Because dividends have historically accounted for about 40% of total stock market returns, they’re still an important part of his investment strategy. But there’s a difference between funds that simply offer the highest yielders and those whose companies can show dividend growth at a healthy clip. Kubie is now focused on the latter.

The high yielders are typically utilities and industrials. They are more sensitive to interest rates than most stocks—doing better than the market when rates fall and worse when they rise. Dividend growers, by contrast, come from “growthier” industries such as technology, health care and consumer goods.
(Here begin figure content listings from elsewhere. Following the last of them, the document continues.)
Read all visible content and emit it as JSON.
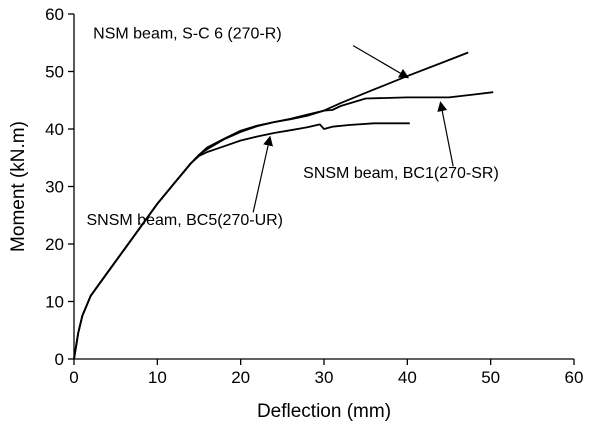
{
  "chart_data": {
    "type": "line",
    "title": "",
    "xlabel": "Deflection (mm)",
    "ylabel": "Moment (kN.m)",
    "xlim": [
      0,
      60
    ],
    "ylim": [
      0,
      60
    ],
    "xticks": [
      "0",
      "10",
      "20",
      "30",
      "40",
      "50",
      "60"
    ],
    "yticks": [
      "0",
      "10",
      "20",
      "30",
      "40",
      "50",
      "60"
    ],
    "grid": false,
    "legend": "none",
    "line_color": "#000000",
    "series": [
      {
        "name": "NSM beam, S-C 6 (270-R)",
        "x": [
          0,
          0.5,
          1,
          2,
          3,
          4,
          6,
          8,
          10,
          12,
          14,
          15,
          16,
          18,
          20,
          22,
          24,
          26,
          28,
          30,
          32,
          35,
          40,
          45,
          47.3
        ],
        "y": [
          0,
          4.5,
          7.5,
          11,
          13,
          15,
          19,
          23,
          27,
          30.5,
          34,
          35.5,
          36.5,
          38.2,
          39.5,
          40.5,
          41.2,
          41.8,
          42.5,
          43.2,
          44.5,
          46.3,
          49.2,
          52,
          53.3
        ]
      },
      {
        "name": "SNSM beam, BC1(270-SR)",
        "x": [
          0,
          0.5,
          1,
          2,
          3,
          4,
          6,
          8,
          10,
          12,
          14,
          15,
          16,
          18,
          20,
          22,
          24,
          26,
          28,
          30,
          31,
          32,
          35,
          40,
          45,
          48,
          50.3
        ],
        "y": [
          0,
          4.5,
          7.5,
          11,
          13,
          15,
          19,
          23,
          27,
          30.5,
          34,
          35.5,
          36.8,
          38.3,
          39.7,
          40.6,
          41.2,
          41.7,
          42.3,
          43.2,
          43.3,
          44.0,
          45.3,
          45.5,
          45.5,
          46,
          46.4
        ]
      },
      {
        "name": "SNSM beam, BC5(270-UR)",
        "x": [
          0,
          0.5,
          1,
          2,
          3,
          4,
          6,
          8,
          10,
          12,
          14,
          15,
          16,
          18,
          20,
          22,
          24,
          26,
          28,
          29.5,
          30,
          31,
          33,
          36,
          38,
          40.3
        ],
        "y": [
          0,
          4.5,
          7.5,
          11,
          13,
          15,
          19,
          23,
          27,
          30.5,
          34,
          35.3,
          36,
          37,
          38,
          38.7,
          39.3,
          39.8,
          40.3,
          40.8,
          40,
          40.4,
          40.7,
          41,
          41,
          41
        ]
      }
    ],
    "annotations": [
      {
        "text": "NSM beam, S-C 6 (270-R)",
        "label_at": [
          2.3,
          55.7
        ],
        "arrow_to": [
          40,
          49
        ]
      },
      {
        "text": "SNSM beam, BC1(270-SR)",
        "label_at": [
          27.5,
          31.5
        ],
        "arrow_to": [
          44,
          44.5
        ]
      },
      {
        "text": "SNSM beam, BC5(270-UR)",
        "label_at": [
          1.5,
          23.3
        ],
        "arrow_to": [
          23.5,
          38.5
        ]
      }
    ]
  }
}
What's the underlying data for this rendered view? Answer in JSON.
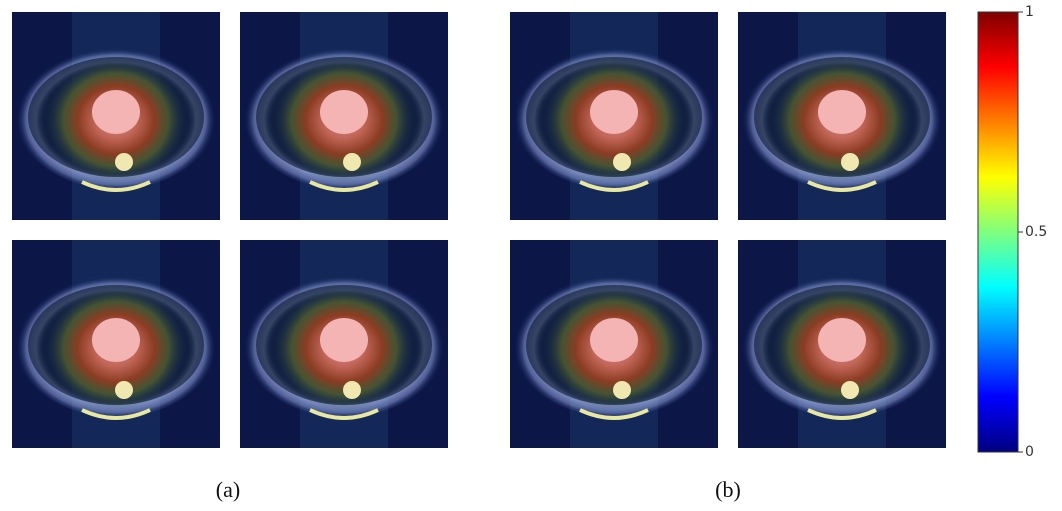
{
  "figure": {
    "panels": [
      {
        "label": "(a)"
      },
      {
        "label": "(b)"
      }
    ],
    "colorbar": {
      "range": [
        0,
        1
      ],
      "ticks": [
        0,
        0.5,
        1
      ]
    }
  }
}
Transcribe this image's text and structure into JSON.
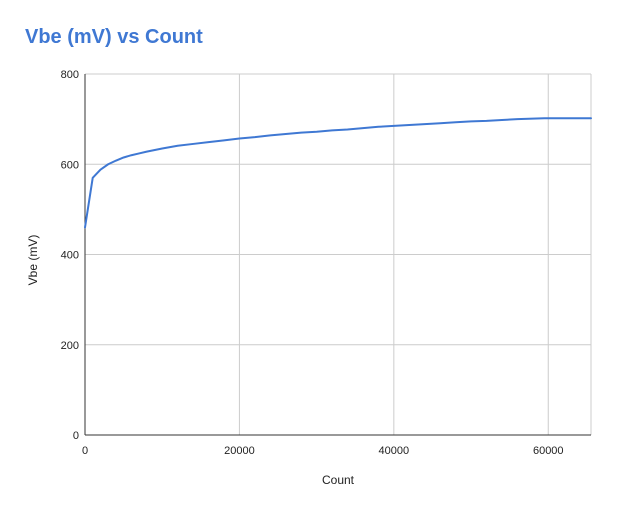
{
  "chart_data": {
    "type": "line",
    "title": "Vbe (mV) vs Count",
    "xlabel": "Count",
    "ylabel": "Vbe (mV)",
    "xlim": [
      0,
      65536
    ],
    "ylim": [
      0,
      800
    ],
    "x_ticks": [
      0,
      20000,
      40000,
      60000
    ],
    "y_ticks": [
      0,
      200,
      400,
      600,
      800
    ],
    "grid": true,
    "legend": "none",
    "series": [
      {
        "color": "#3f78d3",
        "x": [
          0,
          1000,
          2000,
          3000,
          4000,
          5000,
          6000,
          7000,
          8000,
          10000,
          12000,
          14000,
          16000,
          18000,
          20000,
          22000,
          24000,
          26000,
          28000,
          30000,
          32000,
          34000,
          36000,
          38000,
          40000,
          42000,
          44000,
          46000,
          48000,
          50000,
          52000,
          54000,
          56000,
          58000,
          59500,
          62000,
          65536
        ],
        "y": [
          460,
          570,
          588,
          600,
          608,
          615,
          620,
          624,
          628,
          635,
          641,
          645,
          649,
          653,
          657,
          660,
          664,
          667,
          670,
          672,
          675,
          677,
          680,
          683,
          685,
          687,
          689,
          691,
          693,
          695,
          696,
          698,
          700,
          701,
          702,
          702,
          702
        ]
      }
    ]
  }
}
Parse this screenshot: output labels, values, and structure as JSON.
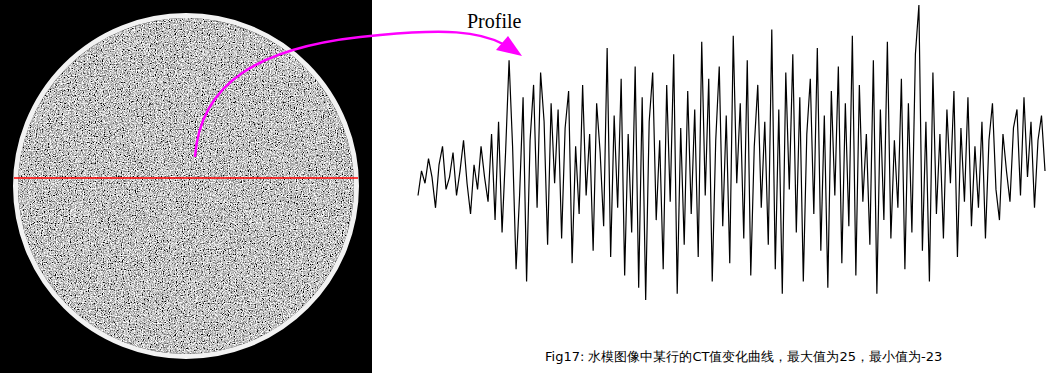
{
  "chart_data": {
    "type": "line",
    "title": "Fig17: 水模图像中某行的CT值变化曲线，最大值为25，最小值为-23",
    "annotations": [
      "Profile"
    ],
    "color": "#000000",
    "tick_labels": false,
    "grid": false,
    "xlim": [
      0,
      179
    ],
    "ylim": [
      -23,
      25
    ],
    "x": [
      0,
      1,
      2,
      3,
      4,
      5,
      6,
      7,
      8,
      9,
      10,
      11,
      12,
      13,
      14,
      15,
      16,
      17,
      18,
      19,
      20,
      21,
      22,
      23,
      24,
      25,
      26,
      27,
      28,
      29,
      30,
      31,
      32,
      33,
      34,
      35,
      36,
      37,
      38,
      39,
      40,
      41,
      42,
      43,
      44,
      45,
      46,
      47,
      48,
      49,
      50,
      51,
      52,
      53,
      54,
      55,
      56,
      57,
      58,
      59,
      60,
      61,
      62,
      63,
      64,
      65,
      66,
      67,
      68,
      69,
      70,
      71,
      72,
      73,
      74,
      75,
      76,
      77,
      78,
      79,
      80,
      81,
      82,
      83,
      84,
      85,
      86,
      87,
      88,
      89,
      90,
      91,
      92,
      93,
      94,
      95,
      96,
      97,
      98,
      99,
      100,
      101,
      102,
      103,
      104,
      105,
      106,
      107,
      108,
      109,
      110,
      111,
      112,
      113,
      114,
      115,
      116,
      117,
      118,
      119,
      120,
      121,
      122,
      123,
      124,
      125,
      126,
      127,
      128,
      129,
      130,
      131,
      132,
      133,
      134,
      135,
      136,
      137,
      138,
      139,
      140,
      141,
      142,
      143,
      144,
      145,
      146,
      147,
      148,
      149,
      150,
      151,
      152,
      153,
      154,
      155,
      156,
      157,
      158,
      159,
      160,
      161,
      162,
      163,
      164,
      165,
      166,
      167,
      168,
      169,
      170,
      171,
      172,
      173,
      174,
      175,
      176,
      177,
      178,
      179
    ],
    "values": [
      -6,
      -2,
      -4,
      0,
      -3,
      -8,
      -1,
      2,
      -5,
      -3,
      1,
      -6,
      -2,
      3,
      -4,
      -9,
      -1,
      -5,
      2,
      -3,
      -7,
      4,
      -10,
      6,
      -12,
      1,
      16,
      2,
      -18,
      -6,
      10,
      -20,
      3,
      12,
      -8,
      14,
      6,
      -14,
      9,
      -4,
      8,
      -13,
      5,
      11,
      -17,
      2,
      -9,
      12,
      -6,
      4,
      -15,
      9,
      1,
      -11,
      18,
      -16,
      7,
      -8,
      13,
      -19,
      4,
      -12,
      15,
      -21,
      10,
      -23,
      6,
      14,
      -10,
      3,
      -18,
      12,
      -7,
      17,
      -22,
      5,
      -14,
      11,
      -9,
      8,
      -16,
      19,
      -6,
      13,
      -20,
      3,
      15,
      -11,
      7,
      -17,
      20,
      -4,
      9,
      -13,
      16,
      -19,
      2,
      12,
      -8,
      6,
      -14,
      21,
      -18,
      8,
      -22,
      14,
      -5,
      17,
      -12,
      10,
      -20,
      4,
      13,
      -9,
      18,
      -15,
      7,
      -21,
      11,
      -6,
      15,
      -17,
      9,
      -11,
      20,
      -19,
      12,
      -7,
      4,
      -14,
      16,
      -22,
      8,
      -10,
      19,
      -13,
      3,
      -8,
      13,
      -18,
      9,
      -12,
      17,
      25,
      -15,
      6,
      -20,
      14,
      -9,
      4,
      -13,
      8,
      -4,
      11,
      -16,
      5,
      -7,
      10,
      -11,
      2,
      -8,
      6,
      -13,
      3,
      9,
      -5,
      -10,
      4,
      -2,
      -7,
      5,
      8,
      -6,
      10,
      -3,
      6,
      -8,
      3,
      7,
      -2
    ]
  }
}
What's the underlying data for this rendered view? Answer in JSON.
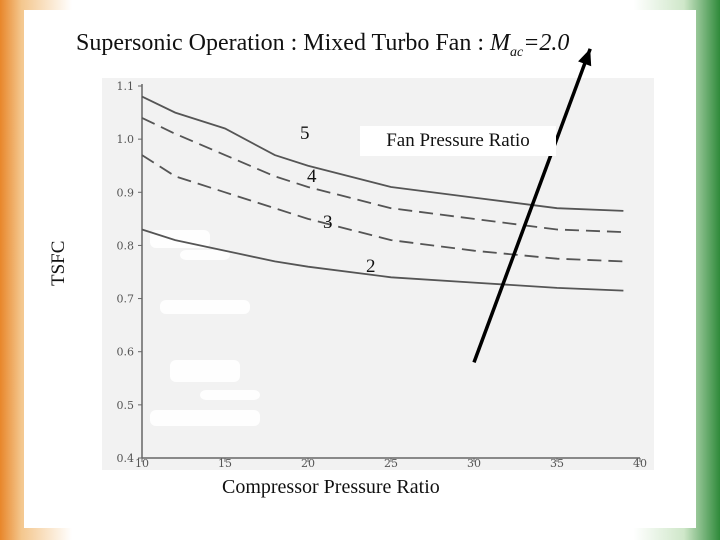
{
  "title": {
    "prefix": "Supersonic Operation : Mixed Turbo Fan : ",
    "mach_symbol": "M",
    "mach_subscript": "ac",
    "mach_value": "=2.0"
  },
  "annotation": "Fan Pressure Ratio",
  "colors": {
    "curve": "#555555",
    "arrow": "#000000",
    "plot_bg": "#f2f2f2"
  },
  "chart_data": {
    "type": "line",
    "xlabel": "Compressor Pressure Ratio",
    "ylabel": "TSFC",
    "xlim": [
      10,
      40
    ],
    "ylim": [
      0.4,
      1.1
    ],
    "x_ticks": [
      10,
      15,
      20,
      25,
      30,
      35,
      40
    ],
    "y_ticks": [
      0.4,
      0.5,
      0.6,
      0.7,
      0.8,
      0.9,
      1.0,
      1.1
    ],
    "grid": false,
    "series": [
      {
        "name": "5",
        "style": "solid",
        "x": [
          10,
          12,
          15,
          18,
          20,
          25,
          30,
          35,
          39
        ],
        "y": [
          1.08,
          1.05,
          1.02,
          0.97,
          0.95,
          0.91,
          0.89,
          0.87,
          0.865
        ]
      },
      {
        "name": "4",
        "style": "dashed",
        "x": [
          10,
          12,
          15,
          18,
          20,
          25,
          30,
          35,
          39
        ],
        "y": [
          1.04,
          1.01,
          0.97,
          0.93,
          0.91,
          0.87,
          0.85,
          0.83,
          0.825
        ]
      },
      {
        "name": "3",
        "style": "dashed",
        "x": [
          10,
          12,
          15,
          18,
          20,
          25,
          30,
          35,
          39
        ],
        "y": [
          0.97,
          0.93,
          0.9,
          0.87,
          0.85,
          0.81,
          0.79,
          0.775,
          0.77
        ]
      },
      {
        "name": "2",
        "style": "solid",
        "x": [
          10,
          12,
          15,
          18,
          20,
          25,
          30,
          35,
          39
        ],
        "y": [
          0.83,
          0.81,
          0.79,
          0.77,
          0.76,
          0.74,
          0.73,
          0.72,
          0.715
        ]
      }
    ],
    "arrow": {
      "from": [
        30,
        0.58
      ],
      "to": [
        37,
        1.17
      ]
    }
  }
}
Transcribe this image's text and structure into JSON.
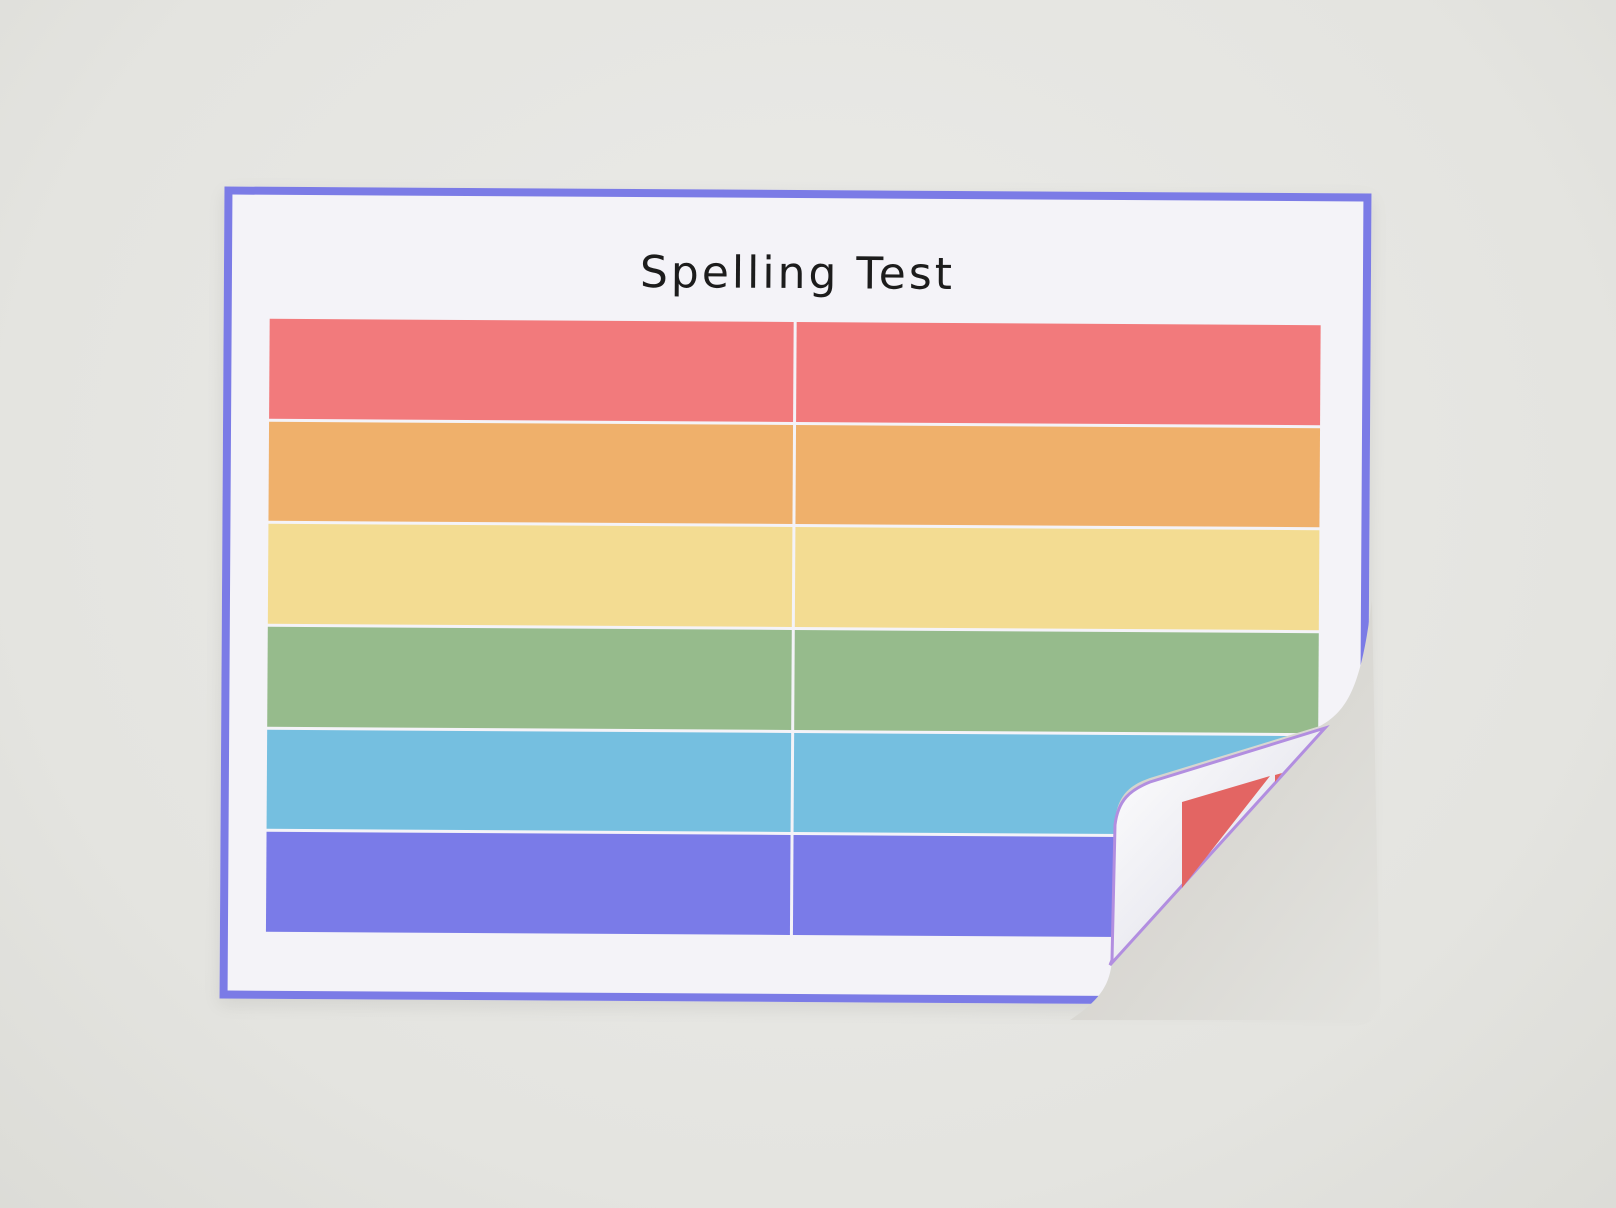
{
  "document": {
    "title": "Spelling Test",
    "border_color": "#7b7be6",
    "rows": [
      {
        "color": "#f27a7c"
      },
      {
        "color": "#efb06b"
      },
      {
        "color": "#f3dc92"
      },
      {
        "color": "#96bb8c"
      },
      {
        "color": "#75bfe0"
      },
      {
        "color": "#7a7be8"
      }
    ],
    "columns": 2
  }
}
Although they yield about the same or slightly higher than the overall market, they can grow dividends faster because they benefit from strong cash flow and growing earnings. These traits make them less sensitive to interest rates than other high-dividend stocks.

Dividend Growth
The dividend growers have characteristics that help during slow economic growth, says Tyler Mordy, president of HAHN Investment Stewards.

“I think investors will be willing to pay a premium” for such businesses, he says. “The companies also have better growth potential than those that pay the highest dividend because they can use their cash for other purposes, such as acquisitions.”

The biggest dividend growth ETF, one favored by both Kubie and Mordy, is the $20 billion Vanguard Dividend Appreciation fund (VIG). It has a low 0.10% expense ratio, holds companies that have raised their dividends every year for at least the last 10 years and uses screens to weed out businesses that look vulnerable to dividend cuts in the future. Its largest sector exposure is industrials (23%), followed by consumer goods (19%) and consumer services (15%).

With a yield slightly below that of the S&P 500, this clearly isn’t a pure dividend play. Instead, the ETF and others like it use a history of rising dividends and other screens to pinpoint companies with low leverage, high profitability and other quality characteristics that help them stay up in rising markets and weather tougher times.

The recipe worked well for VIG during 2008, when it fell only 27% while the S&P 500 was falling 36%. Over the last five years, the fund has captured 87% of the market’s upside and 86% of its downside with less volatility.

The three-year-old, $2 billion Schwab U.S. Dividend Equity ETF (SCHD) isn’t advertised as a dividend growth offering, though it certainly resembles one. The fund seeks high-quality large-cap companies screened for their cash flow, debt, return on equity, dividend yield and dividend growth. These companies should have paid dividends for at least 10 consecutive years. The largest sector in the fund is consumer staples, representing 22% of assets, followed by industrials with 16% and information technology and energy at roughly 13% each. The fund has a razor-thin expense ratio of just 0.07%, making it the cheapest dividend ETF around.